Varsovie (12-13 octobre 1940) : le haut-parleur a annoncé le partage de la ville en trois parties

Mon cher,

[...] La journée d'aujourd'hui 12 octobre fut terrible. Le haut-parleur a annoncé le partage de la ville en trois parties: un quartier allemand, comprenant le centre et la rue Nowy Swiat ; un quartier polonais; et un quartier juif. Avant la fin d'octobre, tous excepté les Allemands doivent déménager dans le quartier qui leur est assigné, sans emporter leurs meubles. Mélancolie noire dans notre cour. La propriétaire de la maison a vécu ici trente-sept années, et maintenant elle doit abandonner son mobilier. On dit qu'un commissaire de police, témoin d'une attaque des étudiants de l'école Konarski contre les Juifs, sauta du tramway et les poursuivit, tirant en l'air. Je ne sais pas comment cela s'est terminé.

140000 Polonais habitent le quartier assigné aux Juifs. 60000 Juifs habitent ailleurs. [...]
Ce dimanche 13 octobre a laissé une impression particulière.
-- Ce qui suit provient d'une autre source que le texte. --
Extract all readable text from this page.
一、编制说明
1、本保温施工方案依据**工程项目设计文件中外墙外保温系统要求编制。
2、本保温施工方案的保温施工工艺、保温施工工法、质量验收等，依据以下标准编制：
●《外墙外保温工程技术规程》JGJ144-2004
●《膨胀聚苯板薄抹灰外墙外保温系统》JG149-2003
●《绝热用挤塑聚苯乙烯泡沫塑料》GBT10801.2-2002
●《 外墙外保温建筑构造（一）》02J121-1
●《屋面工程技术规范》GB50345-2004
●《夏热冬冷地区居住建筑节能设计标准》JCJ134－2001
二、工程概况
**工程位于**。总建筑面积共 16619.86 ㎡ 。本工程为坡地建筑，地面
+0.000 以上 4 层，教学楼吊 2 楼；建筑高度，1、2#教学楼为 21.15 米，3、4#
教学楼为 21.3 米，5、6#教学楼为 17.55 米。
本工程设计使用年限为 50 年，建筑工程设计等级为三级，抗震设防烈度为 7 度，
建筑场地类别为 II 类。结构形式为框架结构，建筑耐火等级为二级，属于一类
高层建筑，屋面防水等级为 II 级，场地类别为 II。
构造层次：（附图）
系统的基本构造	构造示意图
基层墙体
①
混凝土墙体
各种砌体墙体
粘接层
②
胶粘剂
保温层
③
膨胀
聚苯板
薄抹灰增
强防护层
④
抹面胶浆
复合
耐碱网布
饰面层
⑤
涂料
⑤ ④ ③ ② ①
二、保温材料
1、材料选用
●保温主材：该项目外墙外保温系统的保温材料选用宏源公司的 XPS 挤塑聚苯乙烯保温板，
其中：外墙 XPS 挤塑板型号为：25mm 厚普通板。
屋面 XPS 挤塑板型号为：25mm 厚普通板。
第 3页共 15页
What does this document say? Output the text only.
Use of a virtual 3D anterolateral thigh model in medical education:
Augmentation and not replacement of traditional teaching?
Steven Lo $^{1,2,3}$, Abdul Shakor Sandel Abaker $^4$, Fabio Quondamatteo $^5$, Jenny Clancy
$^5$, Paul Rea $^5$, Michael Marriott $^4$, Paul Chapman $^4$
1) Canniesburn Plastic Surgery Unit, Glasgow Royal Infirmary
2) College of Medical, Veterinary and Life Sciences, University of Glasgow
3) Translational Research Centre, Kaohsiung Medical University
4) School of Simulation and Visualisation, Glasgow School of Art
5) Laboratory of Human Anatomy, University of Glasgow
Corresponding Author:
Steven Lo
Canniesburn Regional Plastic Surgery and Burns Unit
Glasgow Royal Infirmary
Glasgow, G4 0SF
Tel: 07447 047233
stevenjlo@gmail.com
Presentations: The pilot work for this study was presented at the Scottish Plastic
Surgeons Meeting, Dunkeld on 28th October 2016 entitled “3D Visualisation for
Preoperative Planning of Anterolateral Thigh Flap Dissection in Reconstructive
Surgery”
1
Il est maintenant certain que 104000 Juifs du sud de Varsovie et de la banlieue de Praga devront abandonner leurs maisons et aller vivre dans le ghetto. Les Juifs ont été expulsés de tous les faubourgs, et 140000 chrétiens devront quitter le quartier du ghetto. On ne sait pas encore quel sera le sort des commerces chrétiens. Déménagement de meubles du matin au soir. Les gens assiégeaient en foule le Conseil juif, cherchant à savoir quelles rues allaient être comprises dans le ghetto. On dit qu'un groupe de professeurs «assimilés» a demandé aux 25 inspecteurs polonais leur aide contre les Juifs qui voulaient introduire l'enseignement du yiddish dans les écoles primaires. Les portefaix 1 ne laissent passer aucune occasion de gagner de l'argent. Après avoir fermé la maison du 31, rue Dzielna, Ils jetèrent les affaires par la fenêtre. Les portefaix fermèrent les portes et exigèrent 2 ou 3 zlotys par objet récupéré. L'expulsion des Juifs des faubourgs et de Praga signifie leur ruine complète; certains n'ont même pas de quoi déménager. Certaines familles ont de grands ennuis avec leurs domestiques chrétiens ... Ils ne peuvent pas être congédiés sans l'autorisation du bureau du travail, et font ce qui leur plaît. Il y a eu des cas de bonnes à tout faire mettant les affaires de leurs patronnes. Les chrétiens qui vivent sur les rives de la Vistule et travaillent dans les sablières disent qu'ils ne partiront pas, même si le sang coule. La journée d'aujourd'hui fut terrible: le spectacle de Juifs emportant leurs vieux chiffons et leur literie faisait une pénible impression. Malgré l'interdiction de transporter des meubles, certains Juifs 1'ont fait. Certaines charrettes transportant des meubles ont été arrêtées et emmenées.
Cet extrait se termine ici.